08/11/2020
 Actualizado a 08/11/2020
Guardar
El votante de izquierdas se decepciona con tanta rapidez como facundia. Si el líder del partido no lleva a cabo lo prometido a la primera de cambio o no se comporta en la forma en que el votante considera debe hacerlo, llueven sapos y culebras. Que Zapatero retirase las tropas el primer día apenas le dio para un par de semanas de respiro. Lo mismo le sucedió a Obama, en su momento el último sueño americano de ‘izquierdas’ (la comilla previene de lo que allí denominan izquierdas, quede claro). Tras unos meses en que no cerró Guantánamo, levantó unos metros más de muro, deportó inmigrantes y no implantó la sanidad universal lo más suave que le dijeron fue cagón.

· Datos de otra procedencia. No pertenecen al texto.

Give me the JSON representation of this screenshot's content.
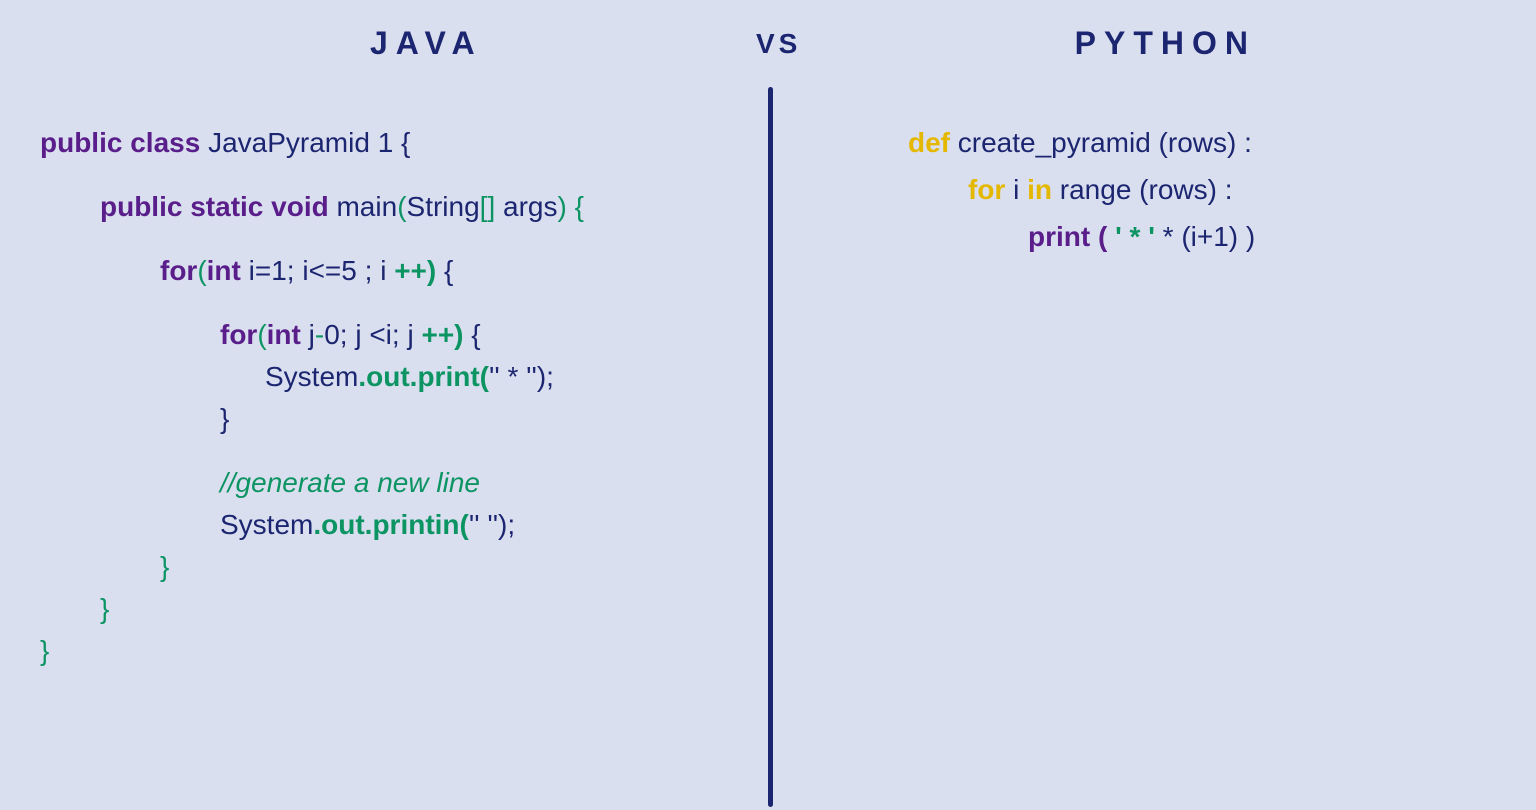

Sin embargo, las democracias (más aún aquellas tan complejas como la yanqui), cuentan con infinidad de obstáculos, inercias, normativas, discrepancias y escalones que salvar, negociar, cambiar o persuadir para iniciar una transformación de envergadura. A menudo cuatro años no suponen sino el comienzo; a menudo lo que uno dice cuando está fuera no es lo mismo que diría cuando está dentro y si lo dijese mentiría; a menudo los cambios de una legislatura se cosechan y perciben cuando esta ya ha sido sentenciada en las urnas por los ciudadanos (y, en ocasiones, cuando va a serlo por los jueces). Podría pensarse que este orden de cosas que antaño llamábamos, tan despectiva como arrogantemente, ‘el sistema’, funciona como una rémora, un lastre para el desarrollo del que sería mejor aligerarse. Y es así en buena medida puesto que mucho en él envejece y se mueve por inercia. Pero como todo mecanismo, sus fundamentos también pueden funcionar como solían, como una salvaguarda. Lo han hecho con Trump.

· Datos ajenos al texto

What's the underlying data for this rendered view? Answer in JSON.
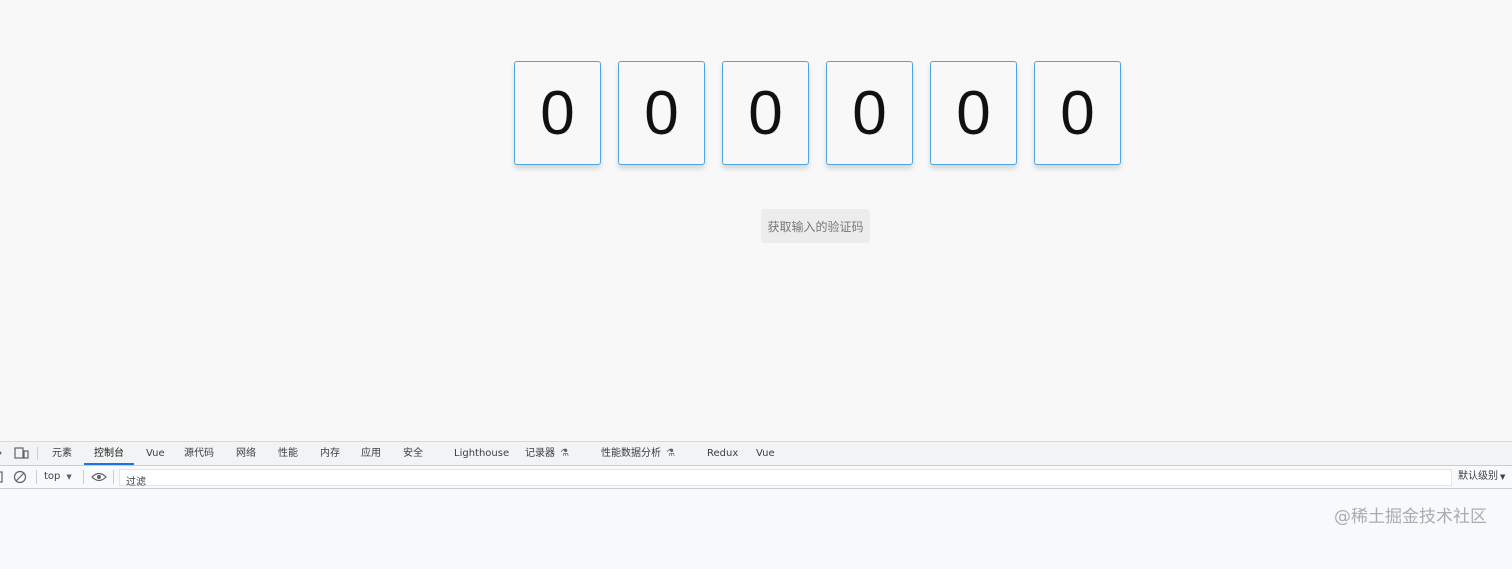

Instancias y contrapesos como cámaras de representantes y senados, gobernadores y cámaras territoriales, tribunales, leyes y regulaciones, cargos intermedios y funcionarios públicos dispuestos a aplicarlas con rigor el espíritu de servicio público... no solo están para ser objeto de escarnio o de populistas solicitudes para su eliminación y un consiguiente y ‘enorme’ ahorro en salarios, sino para que el capricho de gobernantes despóticos no encuentre el terreno abonado.

Todos conocemos a alguien cuyo carácter nos recuerda a Donald Trump sin necesidad de recurrir a los gobernadores civiles del franquismo o a algún que otro cargo público actual. Pero imaginemos qué sucedería si nada les impidiera hacer su voluntad, si no hubiera un muro, este sí pagado por el contribuyente, destinado a la contención de sus pretensiones, que se resistiera a ciertos tipos de cambio, no solo al que comporta desarrollo. Que Trump, según parece, no vaya a gobernar otros cuatro años permitirá, entre otras cosas, reparar los boquetes y grietas que durante estos últimos ha producido en uno que nos protege a todos, pese a que, a veces, haga también la puñeta a nuestras mejores aspiraciones.